Resulting from the team at C Space’s investment, brainstorming and re-thinking and a little prod from yours truly, the team realised that their most used tool for clients, video, was the only and best way to communicate their energy and vibrancy to potential candidates. Spreading it across their online channels and really ‘reaching’ the right people. See their fantastic video here, this is how it’s done:
They also scrapped the usual 2 one-to-one interviews and CV style process and we looked a much more rounded and multi-dimensional assessment day including:
A warm-up exercise
1-on-1 interviews based on a prepared brief
A group prioritisation exercise
A group exercise solving a challenge as a team and then presenting back
Q & A with the team
Pub after it all to say thanks! (very important)
Excellent stuff, I would go one step further to really bring this up to the next level, request an accompanying video from candidates with an application, to help in the selection phase.
Moral of the story:
If you want a multi-faceted, high-calibre candidate, you’ve got to invest in the recruitment process to reflect who you are as a company, as a team and sell sell sell. You have competition when you’re aiming for the best and the brightest, so work for them. The best candidates take the effort in the short-term, but are well worth it in the long-term.
Questions to clarify who your ideal candidate is:
- Get in the shoes and minds of your target candidates.
- Who is your ideal candidate? Think of the customer universe, construct and populate this character, make them real, only then can you effectively target them and reach them!
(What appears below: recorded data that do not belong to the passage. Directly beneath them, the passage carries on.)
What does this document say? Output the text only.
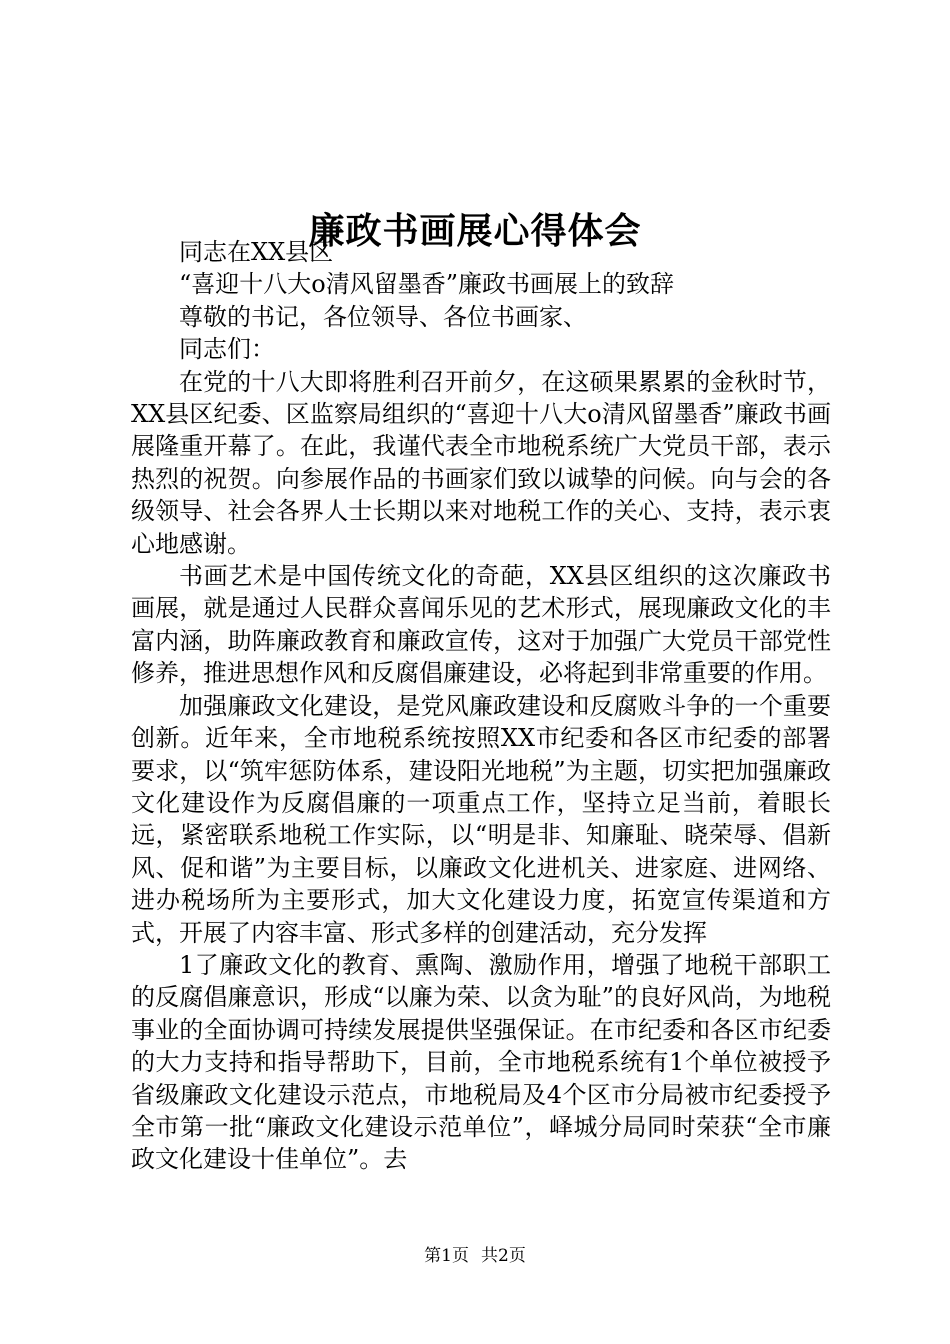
廉政书画展心得体会

同志在XX县区

“喜迎十八大o清风留墨香”廉政书画展上的致辞

尊敬的书记，各位领导、各位书画家、

同志们：

在党的十八大即将胜利召开前夕，在这硕果累累的金秋时节，XX县区纪委、区监察局组织的“喜迎十八大o清风留墨香”廉政书画展隆重开幕了。在此，我谨代表全市地税系统广大党员干部，表示热烈的祝贺。向参展作品的书画家们致以诚挚的问候。向与会的各级领导、社会各界人士长期以来对地税工作的关心、支持，表示衷心地感谢。

书画艺术是中国传统文化的奇葩，XX县区组织的这次廉政书画展，就是通过人民群众喜闻乐见的艺术形式，展现廉政文化的丰富内涵，助阵廉政教育和廉政宣传，这对于加强广大党员干部党性修养，推进思想作风和反腐倡廉建设，必将起到非常重要的作用。

加强廉政文化建设，是党风廉政建设和反腐败斗争的一个重要创新。近年来，全市地税系统按照XX市纪委和各区市纪委的部署要求，以“筑牢惩防体系，建设阳光地税”为主题，切实把加强廉政文化建设作为反腐倡廉的一项重点工作，坚持立足当前，着眼长远，紧密联系地税工作实际，以“明是非、知廉耻、晓荣辱、倡新风、促和谐”为主要目标，以廉政文化进机关、进家庭、进网络、进办税场所为主要形式，加大文化建设力度，拓宽宣传渠道和方式，开展了内容丰富、形式多样的创建活动，充分发挥

1了廉政文化的教育、熏陶、激励作用，增强了地税干部职工的反腐倡廉意识，形成“以廉为荣、以贪为耻”的良好风尚，为地税事业的全面协调可持续发展提供坚强保证。在市纪委和各区市纪委的大力支持和指导帮助下，目前，全市地税系统有1个单位被授予省级廉政文化建设示范点，市地税局及4个区市分局被市纪委授予全市第一批“廉政文化建设示范单位”，峄城分局同时荣获“全市廉政文化建设十佳单位”。去

第1页 共2页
- Where will they be? Online, where will they congregate, what platforms will they use?
- Are they better to meet in person, will they be at certain networking events, conferences etc.
- What will attract them, excite them, inspire them? What are they really looking for?
- What’s in it for them?
- How you can best communicate the energy and true nature of the role, team and organisation they’ll be working in? How can you bring it to life?